WRONG! WRONG! WRONG!
How can stock indices like STI and DJIA be allowed to track only "selective companies" while property indices have to track ALL properties "across the island"?
This allows some people here to claim that stocks outperform properties over the long term, which is
NONSENSE.
That's like saying Nigerians are wealthier than Singaporeans because the top 30 Nigerians have an average networth greater than the average of ALL Singaporeans.
I have compiled
JLRX's Singapre PROPERTISM Index (
JSPI).
The
JSPI index tracks 30 "selected" properties (same as the number of stocks in STI).
METHODOLOGY OF JLRX PROPERTISM INDEX (JSPI)
Same methology as stock indices throughout the world.
Includes only 30 "selective" properties.
Example 1: Farrer Court transacted $380,000 on 21 Jan 2002 and en bloced at $2.4 million on 28 Jun 2007 (up 532%).
Example 2: Margate Road detached houses transacted $306 psf on 12 July 2001 and $1,815 psf on 12 Nov 2007 (up 493%).
The average return of JSPI "selective" properties is
as representative of all properties in Singapore as STI is of Singapore's stock market. The average return of properties was 500% over the past 10 years.
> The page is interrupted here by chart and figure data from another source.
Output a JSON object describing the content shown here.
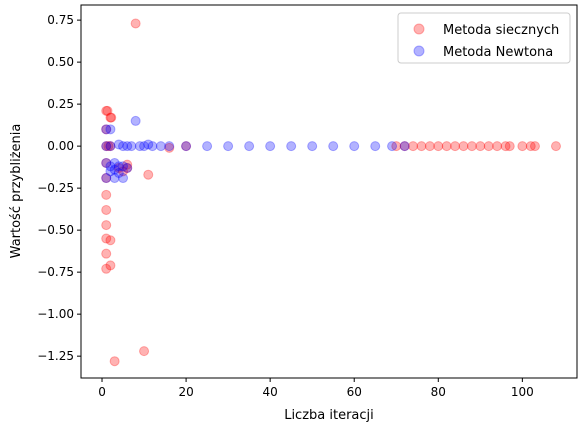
{
  "chart_data": {
    "type": "scatter",
    "xlabel": "Liczba iteracji",
    "ylabel": "Wartość przybliżenia",
    "xlim": [
      -5,
      113
    ],
    "ylim": [
      -1.38,
      0.84
    ],
    "xticks": [
      0,
      20,
      40,
      60,
      80,
      100
    ],
    "yticks": [
      -1.25,
      -1.0,
      -0.75,
      -0.5,
      -0.25,
      0.0,
      0.25,
      0.5,
      0.75
    ],
    "xtick_labels": [
      "0",
      "20",
      "40",
      "60",
      "80",
      "100"
    ],
    "ytick_labels": [
      "−1.25",
      "−1.00",
      "−0.75",
      "−0.50",
      "−0.25",
      "0.00",
      "0.25",
      "0.50",
      "0.75"
    ],
    "grid": false,
    "legend_position": "top-right",
    "series": [
      {
        "name": "Metoda siecznych",
        "color": "#ff0000",
        "alpha": 0.3,
        "points": [
          [
            1,
            0.21
          ],
          [
            1.3,
            0.21
          ],
          [
            2,
            0.17
          ],
          [
            2.2,
            0.17
          ],
          [
            1,
            0.1
          ],
          [
            1,
            0.0
          ],
          [
            1.5,
            0.0
          ],
          [
            2,
            0.0
          ],
          [
            1,
            -0.1
          ],
          [
            1,
            -0.19
          ],
          [
            1,
            -0.29
          ],
          [
            1,
            -0.38
          ],
          [
            1,
            -0.47
          ],
          [
            1,
            -0.55
          ],
          [
            2,
            -0.56
          ],
          [
            1,
            -0.64
          ],
          [
            2,
            -0.71
          ],
          [
            1,
            -0.73
          ],
          [
            8,
            0.73
          ],
          [
            3,
            -1.28
          ],
          [
            10,
            -1.22
          ],
          [
            11,
            -0.17
          ],
          [
            6,
            -0.11
          ],
          [
            4,
            -0.13
          ],
          [
            5,
            -0.15
          ],
          [
            6,
            -0.13
          ],
          [
            16,
            -0.01
          ],
          [
            20,
            0.0
          ],
          [
            70,
            0.0
          ],
          [
            72,
            0.0
          ],
          [
            74,
            0.0
          ],
          [
            76,
            0.0
          ],
          [
            78,
            0.0
          ],
          [
            80,
            0.0
          ],
          [
            82,
            0.0
          ],
          [
            84,
            0.0
          ],
          [
            86,
            0.0
          ],
          [
            88,
            0.0
          ],
          [
            90,
            0.0
          ],
          [
            92,
            0.0
          ],
          [
            94,
            0.0
          ],
          [
            96,
            0.0
          ],
          [
            97,
            0.0
          ],
          [
            100,
            0.0
          ],
          [
            102,
            0.0
          ],
          [
            103,
            0.0
          ],
          [
            108,
            0.0
          ]
        ]
      },
      {
        "name": "Metoda Newtona",
        "color": "#0000ff",
        "alpha": 0.3,
        "points": [
          [
            1,
            0.1
          ],
          [
            2,
            0.1
          ],
          [
            1,
            0.0
          ],
          [
            2,
            0.0
          ],
          [
            1,
            -0.1
          ],
          [
            2,
            -0.12
          ],
          [
            1,
            -0.19
          ],
          [
            2,
            -0.15
          ],
          [
            3,
            -0.1
          ],
          [
            3,
            -0.14
          ],
          [
            3,
            -0.19
          ],
          [
            4,
            -0.12
          ],
          [
            4,
            -0.16
          ],
          [
            5,
            -0.19
          ],
          [
            5,
            -0.12
          ],
          [
            6,
            -0.13
          ],
          [
            4,
            0.01
          ],
          [
            5,
            0.0
          ],
          [
            6,
            0.0
          ],
          [
            7,
            0.0
          ],
          [
            8,
            0.15
          ],
          [
            9,
            0.0
          ],
          [
            10,
            0.0
          ],
          [
            11,
            0.01
          ],
          [
            12,
            0.0
          ],
          [
            14,
            0.0
          ],
          [
            16,
            0.0
          ],
          [
            20,
            0.0
          ],
          [
            25,
            0.0
          ],
          [
            30,
            0.0
          ],
          [
            35,
            0.0
          ],
          [
            40,
            0.0
          ],
          [
            45,
            0.0
          ],
          [
            50,
            0.0
          ],
          [
            55,
            0.0
          ],
          [
            60,
            0.0
          ],
          [
            65,
            0.0
          ],
          [
            69,
            0.0
          ],
          [
            72,
            0.0
          ]
        ]
      }
    ]
  }
}
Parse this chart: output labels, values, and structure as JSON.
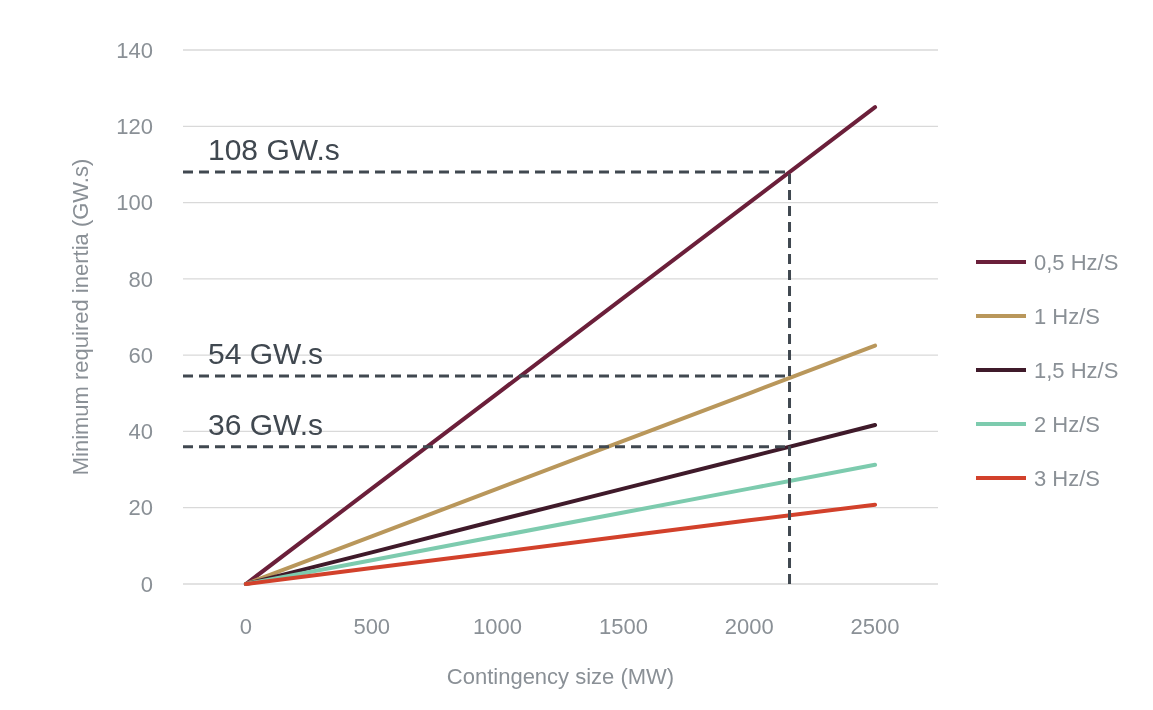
{
  "chart_data": {
    "type": "line",
    "xlabel": "Contingency size (MW)",
    "ylabel": "Minimum required inertia (GW.s)",
    "x": [
      0,
      500,
      1000,
      1500,
      2000,
      2500
    ],
    "series": [
      {
        "name": "0,5 Hz/S",
        "color": "#6b1f3a",
        "values": [
          0,
          25,
          50,
          75,
          100,
          125
        ]
      },
      {
        "name": "1 Hz/S",
        "color": "#b9975b",
        "values": [
          0,
          12.5,
          25,
          37.5,
          50,
          62.5
        ]
      },
      {
        "name": "1,5 Hz/S",
        "color": "#3f1a2a",
        "values": [
          0,
          8.3,
          16.7,
          25,
          33.3,
          41.7
        ]
      },
      {
        "name": "2 Hz/S",
        "color": "#7dcbae",
        "values": [
          0,
          6.25,
          12.5,
          18.75,
          25,
          31.25
        ]
      },
      {
        "name": "3 Hz/S",
        "color": "#d2412b",
        "values": [
          0,
          4.2,
          8.3,
          12.5,
          16.7,
          20.8
        ]
      }
    ],
    "xlim": [
      -250,
      2750
    ],
    "xticks": [
      0,
      500,
      1000,
      1500,
      2000,
      2500
    ],
    "ylim": [
      0,
      140
    ],
    "yticks": [
      0,
      20,
      40,
      60,
      80,
      100,
      120,
      140
    ],
    "grid": "y",
    "legend": "right",
    "marker": "none",
    "line_style": "solid",
    "ref_lines": [
      {
        "axis": "y",
        "value": 108,
        "label": "108 GW.s",
        "color": "#404850",
        "line_style": "dashed"
      },
      {
        "axis": "y",
        "value": 54.5,
        "label": "54 GW.s",
        "color": "#404850",
        "line_style": "dashed"
      },
      {
        "axis": "y",
        "value": 36,
        "label": "36 GW.s",
        "color": "#404850",
        "line_style": "dashed"
      },
      {
        "axis": "x",
        "value": 2160,
        "label": null,
        "color": "#404850",
        "line_style": "dashed"
      }
    ]
  }
}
JLRX is pleased to superimpose JLRX Singapore PROPERTISM Index (JSPI) onto the URA property index, NUS's Singapore Residential Price Index (SRPI) and the Straits Times Index (STI).
It clearly shows that Singapore properties have appreciated by 500% over the last ten years, compared to a miserable 46% for the Straits Times Index (STI) and (not shown to avoid contaminating the graph) the DJIA which has appreciated 0% over the last 10 years.